Sandy Skoglund

Sandy Skoglund was born in Weymouth, Massachusetts in 1946. She studied studio art and art history at Smith College in Northampton, Massachusetts from 1964-68. Skoglund went to graduate school at the University of Iowa in 1969 where she studied filmmaking, intaglio printmaking, and multimedia art, receiving her M.A. in 1971 and her M.F.A. in painting in 1972. She moved to New York City in 1972, where she started working as a conceptual artist, dealing with repetitive, process-oriented art production through the techniques of mark making and photocopying. In the late 1970s Skoglund’s desire to document conceptual ideas led her to teach herself photography. This resulted in the kind of “staged photography” that other artists became involved with starting in the 1980s such as Cindy Sherman and David LaChapelle. This was a larger result of an interest in popular culture and commercial picture making strategies, resulting in the directorial tableau work Skoglund is known for today.

Skoglund bridges the boundaries between sculpture, installation art, and photography having become renowned for her large format photographs of the original impermanent installations. She has often exhibited in solo shows of installations and photographs as well group shows of photography.
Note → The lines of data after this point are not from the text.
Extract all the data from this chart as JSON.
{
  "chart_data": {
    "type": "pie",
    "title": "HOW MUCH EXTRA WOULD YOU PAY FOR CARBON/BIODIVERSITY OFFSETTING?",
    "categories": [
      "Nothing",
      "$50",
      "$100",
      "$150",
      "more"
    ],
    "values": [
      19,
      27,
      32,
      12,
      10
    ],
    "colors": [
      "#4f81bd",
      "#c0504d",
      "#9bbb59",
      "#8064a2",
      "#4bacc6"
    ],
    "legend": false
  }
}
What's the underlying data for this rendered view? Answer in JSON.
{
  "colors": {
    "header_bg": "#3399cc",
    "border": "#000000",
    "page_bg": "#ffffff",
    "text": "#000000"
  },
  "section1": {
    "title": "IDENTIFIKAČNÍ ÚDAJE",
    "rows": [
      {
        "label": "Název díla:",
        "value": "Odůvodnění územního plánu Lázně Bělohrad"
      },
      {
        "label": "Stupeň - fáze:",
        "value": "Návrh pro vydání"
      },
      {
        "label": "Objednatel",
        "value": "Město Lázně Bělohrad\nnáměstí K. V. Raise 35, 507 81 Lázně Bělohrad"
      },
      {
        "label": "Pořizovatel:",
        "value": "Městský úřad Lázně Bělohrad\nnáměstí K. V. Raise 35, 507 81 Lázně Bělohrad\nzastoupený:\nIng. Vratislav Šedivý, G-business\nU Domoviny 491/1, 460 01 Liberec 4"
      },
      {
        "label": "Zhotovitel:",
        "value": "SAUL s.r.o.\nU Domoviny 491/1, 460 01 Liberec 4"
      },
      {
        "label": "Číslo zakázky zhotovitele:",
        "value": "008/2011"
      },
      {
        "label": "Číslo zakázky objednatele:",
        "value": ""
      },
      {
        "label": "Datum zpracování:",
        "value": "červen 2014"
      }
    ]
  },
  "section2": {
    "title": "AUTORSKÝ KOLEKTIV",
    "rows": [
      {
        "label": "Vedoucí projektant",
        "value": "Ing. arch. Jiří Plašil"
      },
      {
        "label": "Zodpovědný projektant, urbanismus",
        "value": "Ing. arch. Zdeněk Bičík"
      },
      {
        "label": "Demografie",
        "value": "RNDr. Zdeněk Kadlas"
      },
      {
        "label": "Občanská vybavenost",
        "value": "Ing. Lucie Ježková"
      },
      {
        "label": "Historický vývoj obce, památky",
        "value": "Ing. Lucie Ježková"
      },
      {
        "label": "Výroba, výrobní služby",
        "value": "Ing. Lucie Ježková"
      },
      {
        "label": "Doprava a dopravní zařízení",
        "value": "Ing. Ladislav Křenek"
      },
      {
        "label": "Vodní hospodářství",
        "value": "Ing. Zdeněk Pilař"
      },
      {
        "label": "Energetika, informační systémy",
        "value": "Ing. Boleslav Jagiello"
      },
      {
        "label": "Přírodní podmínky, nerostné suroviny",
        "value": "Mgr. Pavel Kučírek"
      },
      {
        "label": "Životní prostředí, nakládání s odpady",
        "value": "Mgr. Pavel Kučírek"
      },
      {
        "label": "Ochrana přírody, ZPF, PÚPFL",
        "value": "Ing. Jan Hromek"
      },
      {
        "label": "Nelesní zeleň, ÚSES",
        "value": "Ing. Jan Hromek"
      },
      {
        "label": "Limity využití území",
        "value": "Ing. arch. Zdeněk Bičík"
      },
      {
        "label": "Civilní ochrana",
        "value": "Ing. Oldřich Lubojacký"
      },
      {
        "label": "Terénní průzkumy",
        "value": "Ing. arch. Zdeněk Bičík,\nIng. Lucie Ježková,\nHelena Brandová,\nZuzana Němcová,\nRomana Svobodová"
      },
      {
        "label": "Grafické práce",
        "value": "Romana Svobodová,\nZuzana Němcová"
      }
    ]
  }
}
Her work is currently included in such esteemed institutions as the Brooklyn Museum, the Centre Georges Pompidou, the Chicago Art Institute, the Los Angeles Country Museum of Art, the Metropolitan Museum of Art in New York, and the Whitney Museum in New York. She is a recipient of the Koopman Distinguished Chair in the Visual Arts for Hartford Art School, the Trustees Award for Excellence from Rutgers University, the New York State Foundation for the Arts individual grant, and the National Endowment for the Arts individual grant. Skoglund currently lives in Jersey City, New Jersey.